The main thing is that there are some songs to listen to, and I hope you like them. Some of you might have already heard a couple, but rest assured I have added some bleeps and bloops.

Friday, January 07, 2005

Jump, Jive, and Yawn

The best thing I can take away from Ashlee Simpson's music career is how much less annoying Avril Lavigne now seems by comparison. I must also admit a certain admiration for Avril's appearance on SNL some time back, in which she displayed a stage presence I'd describe as "aggressively bored". It's hard to take my eyes off of people who clearly don't care that I'm watching them. Still, you have to sell it. There are a lot of bored rocker poseurs out there, but they try and walk the line between boredom and mental anguish. Not interested in that. I want total emotional detachment. Like Keely Smith used to have with Louis Prima. If Avril had a fat little latino bouncing around the stage doing duets with her, I'd be her biggest fan.

Thursday, January 06, 2005

I AM in THE movie.

First, a few rows ahead of us:

"Hello! Yes! MmHmm."
"No! NO! I'm in the movie. I'm seeing a movie."
Pause. Click. Ring.
"Hello? I'm in THE MOVIE. Right now. I'm in the movies right now. On the top floor."
"What's wrong with you? I'm IN the movie. I'm IN a movie. A movie."
Pause. Click.
A few minutes pass.
"Tsk! TSK! I'm IN... THE... MOVIE. Upstairs. Right now. Come on! I'm seeing the movie."

Then later, several rows behind us:

"Hello. I ordered a nice cake. And the cake we got wasn't right."
"It wasn't FUCKING right. Now I want a new cake."
Pause. Tap the seat.
"I'm going to need a new cake. And I better get one. And some ice cream too."
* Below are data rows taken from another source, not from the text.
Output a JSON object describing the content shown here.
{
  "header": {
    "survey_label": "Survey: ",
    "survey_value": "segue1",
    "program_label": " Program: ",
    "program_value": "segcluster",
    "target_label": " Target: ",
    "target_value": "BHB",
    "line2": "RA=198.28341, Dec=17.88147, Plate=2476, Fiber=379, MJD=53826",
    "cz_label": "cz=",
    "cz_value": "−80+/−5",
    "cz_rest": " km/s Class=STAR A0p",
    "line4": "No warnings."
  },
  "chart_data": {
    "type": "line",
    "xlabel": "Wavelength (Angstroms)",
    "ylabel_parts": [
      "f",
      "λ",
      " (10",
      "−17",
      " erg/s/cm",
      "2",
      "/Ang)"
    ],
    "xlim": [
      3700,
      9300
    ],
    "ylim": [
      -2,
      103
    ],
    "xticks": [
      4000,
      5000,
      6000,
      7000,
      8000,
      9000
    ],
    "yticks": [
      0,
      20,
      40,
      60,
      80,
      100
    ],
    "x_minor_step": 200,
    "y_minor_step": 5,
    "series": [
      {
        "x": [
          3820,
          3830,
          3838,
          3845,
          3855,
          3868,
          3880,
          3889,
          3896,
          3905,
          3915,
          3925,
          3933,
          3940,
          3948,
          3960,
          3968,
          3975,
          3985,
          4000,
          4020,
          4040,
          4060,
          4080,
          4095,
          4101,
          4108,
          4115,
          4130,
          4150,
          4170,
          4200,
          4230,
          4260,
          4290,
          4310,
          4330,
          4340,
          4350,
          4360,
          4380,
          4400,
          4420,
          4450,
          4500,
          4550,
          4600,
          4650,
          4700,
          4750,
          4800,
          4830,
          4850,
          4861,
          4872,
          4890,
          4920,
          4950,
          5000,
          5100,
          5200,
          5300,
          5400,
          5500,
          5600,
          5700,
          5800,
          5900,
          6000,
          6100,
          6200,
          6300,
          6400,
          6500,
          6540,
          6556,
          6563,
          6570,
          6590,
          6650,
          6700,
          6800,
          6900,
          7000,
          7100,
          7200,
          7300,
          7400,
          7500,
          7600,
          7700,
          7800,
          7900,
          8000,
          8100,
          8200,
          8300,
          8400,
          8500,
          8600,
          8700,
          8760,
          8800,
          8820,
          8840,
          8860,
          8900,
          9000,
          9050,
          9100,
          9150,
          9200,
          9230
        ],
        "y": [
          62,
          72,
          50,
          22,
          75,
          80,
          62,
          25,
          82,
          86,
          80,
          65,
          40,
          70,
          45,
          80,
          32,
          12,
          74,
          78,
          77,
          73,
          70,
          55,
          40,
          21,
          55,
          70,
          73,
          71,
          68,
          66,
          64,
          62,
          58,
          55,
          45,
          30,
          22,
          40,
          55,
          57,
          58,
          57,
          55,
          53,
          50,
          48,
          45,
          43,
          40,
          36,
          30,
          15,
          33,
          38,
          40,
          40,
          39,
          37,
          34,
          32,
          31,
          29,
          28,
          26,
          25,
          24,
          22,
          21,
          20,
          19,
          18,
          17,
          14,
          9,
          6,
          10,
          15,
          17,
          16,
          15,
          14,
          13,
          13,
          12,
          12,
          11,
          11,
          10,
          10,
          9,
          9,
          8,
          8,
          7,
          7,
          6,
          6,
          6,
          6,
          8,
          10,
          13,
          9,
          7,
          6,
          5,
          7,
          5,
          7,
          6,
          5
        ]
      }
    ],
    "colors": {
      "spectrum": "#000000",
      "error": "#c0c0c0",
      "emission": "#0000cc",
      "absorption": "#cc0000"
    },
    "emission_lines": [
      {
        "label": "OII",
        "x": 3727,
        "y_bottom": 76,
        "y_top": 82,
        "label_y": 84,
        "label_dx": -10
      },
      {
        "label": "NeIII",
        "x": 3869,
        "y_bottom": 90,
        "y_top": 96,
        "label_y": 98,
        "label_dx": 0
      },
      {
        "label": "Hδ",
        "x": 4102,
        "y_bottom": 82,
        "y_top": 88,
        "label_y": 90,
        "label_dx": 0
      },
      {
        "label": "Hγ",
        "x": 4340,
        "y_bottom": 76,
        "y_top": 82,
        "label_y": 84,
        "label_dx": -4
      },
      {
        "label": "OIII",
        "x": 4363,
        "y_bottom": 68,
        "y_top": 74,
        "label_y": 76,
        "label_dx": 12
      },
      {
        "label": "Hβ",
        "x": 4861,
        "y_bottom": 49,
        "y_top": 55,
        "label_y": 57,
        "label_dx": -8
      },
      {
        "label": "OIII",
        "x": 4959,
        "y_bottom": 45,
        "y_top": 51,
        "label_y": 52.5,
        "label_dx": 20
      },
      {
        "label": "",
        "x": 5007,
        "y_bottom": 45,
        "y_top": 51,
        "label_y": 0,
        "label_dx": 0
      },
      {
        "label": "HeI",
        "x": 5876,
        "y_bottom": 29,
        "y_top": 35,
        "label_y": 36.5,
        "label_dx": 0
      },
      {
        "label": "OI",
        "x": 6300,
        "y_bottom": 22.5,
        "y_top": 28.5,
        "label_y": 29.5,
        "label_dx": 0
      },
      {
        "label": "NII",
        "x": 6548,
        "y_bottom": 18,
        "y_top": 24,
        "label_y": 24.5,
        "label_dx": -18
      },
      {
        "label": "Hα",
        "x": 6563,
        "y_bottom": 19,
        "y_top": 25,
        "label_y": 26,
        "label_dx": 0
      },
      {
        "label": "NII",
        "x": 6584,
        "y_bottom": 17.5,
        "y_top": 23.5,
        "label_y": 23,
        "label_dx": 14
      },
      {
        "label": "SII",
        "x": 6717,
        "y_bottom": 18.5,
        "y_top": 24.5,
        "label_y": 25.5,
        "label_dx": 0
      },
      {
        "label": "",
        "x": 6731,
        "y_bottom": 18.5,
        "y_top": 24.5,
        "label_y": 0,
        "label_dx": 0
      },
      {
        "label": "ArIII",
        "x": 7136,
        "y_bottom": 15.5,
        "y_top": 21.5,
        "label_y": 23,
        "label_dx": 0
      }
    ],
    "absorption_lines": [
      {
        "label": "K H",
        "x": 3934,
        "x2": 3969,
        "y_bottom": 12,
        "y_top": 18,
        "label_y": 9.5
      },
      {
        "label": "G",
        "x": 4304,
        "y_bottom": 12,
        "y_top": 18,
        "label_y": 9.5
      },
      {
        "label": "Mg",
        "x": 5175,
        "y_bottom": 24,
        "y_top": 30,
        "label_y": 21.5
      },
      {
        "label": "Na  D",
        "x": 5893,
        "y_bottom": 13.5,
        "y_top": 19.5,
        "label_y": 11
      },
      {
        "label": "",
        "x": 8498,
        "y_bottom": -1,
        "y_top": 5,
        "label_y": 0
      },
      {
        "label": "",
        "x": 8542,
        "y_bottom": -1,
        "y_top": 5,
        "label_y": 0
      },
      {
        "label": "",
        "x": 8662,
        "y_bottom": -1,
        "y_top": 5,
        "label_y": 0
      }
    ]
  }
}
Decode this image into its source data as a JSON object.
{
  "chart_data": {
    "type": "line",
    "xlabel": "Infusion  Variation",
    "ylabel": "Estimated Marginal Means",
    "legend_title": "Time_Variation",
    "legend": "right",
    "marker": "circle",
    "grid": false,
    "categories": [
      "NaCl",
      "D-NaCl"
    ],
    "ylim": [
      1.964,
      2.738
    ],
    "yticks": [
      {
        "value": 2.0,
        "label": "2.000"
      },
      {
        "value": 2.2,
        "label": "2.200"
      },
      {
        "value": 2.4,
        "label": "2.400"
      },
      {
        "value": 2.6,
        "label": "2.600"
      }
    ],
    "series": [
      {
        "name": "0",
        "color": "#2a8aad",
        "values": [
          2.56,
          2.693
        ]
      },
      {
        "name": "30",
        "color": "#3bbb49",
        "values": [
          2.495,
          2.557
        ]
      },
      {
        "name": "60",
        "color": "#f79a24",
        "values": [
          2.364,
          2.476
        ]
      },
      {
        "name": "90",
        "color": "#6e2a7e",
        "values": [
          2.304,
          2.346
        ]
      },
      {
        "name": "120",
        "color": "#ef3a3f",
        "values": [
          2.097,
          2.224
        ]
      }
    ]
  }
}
Other things that blew my mind while I was trying to focus on Flight of the Phoenix at the Court Street Regal Cinemas:

1) A man with a beard who wandered into the theater looking for someone he never found. He would walk from aisle to aisle staring up and down it, maybe trying to remember what it was he had lost. His search process was slow and deliberate.

2) The first person on her phone - a woman wrapped in a black robe, sitting few rows ahead of us - not only talking on her phone loudly and redundantly but walking in and out of the theater. It wasn't just that her conversation was loud. It was inarticulate. She was clearly trying to demonstrate her location to her cohort but could only repeat the same line (I'm in the movie) over and over again with different emphasis.

3) The man with the beard returning to our theater to continue his search.

4) Someone shining a laser light into Dennis Quaid's eyes. I'm not saying he didn't deserve it. But it was rude anyway.

5) At least two couples walking out of the movie 5 minutes before it ended. I mean, it was a bad movie but damn, you've sat through that much. You're really in that much of a rush? "Fuck these assholes trying to rebuild a plane and escape the desert, I've got to go broil that ham!" They didn't even look at the movie screen as they left.

In the end, I was giggling - veritably tickled with irritation. I've been to a lot of rowdy screenings where one or two of these things happened but never all of them. They pushed me all the way past annoyed to giddy. The man arguing about the cake was perfect. That one I enjoyed. Any one who is arguing with a baker FROM a movie theater AT 11PM at night is just crazy enough. Usually, talking on your cellphone during a movie at a high volume, to me, seems not so much crazy as mean and intensely oblivious. Yet many people still do it, with nary a dash of humility. They honestly look like they might not think it's wrong. Haven't you seen the 4000 commercials that warn you from talking on your phone during movies? Have you never seen a movie before? Who are you mad at? These people need to be followed, studied and placed under house arrest - allowed to leave only if they promise to sit quietly or have truly entertaining, borderline surreal conversations.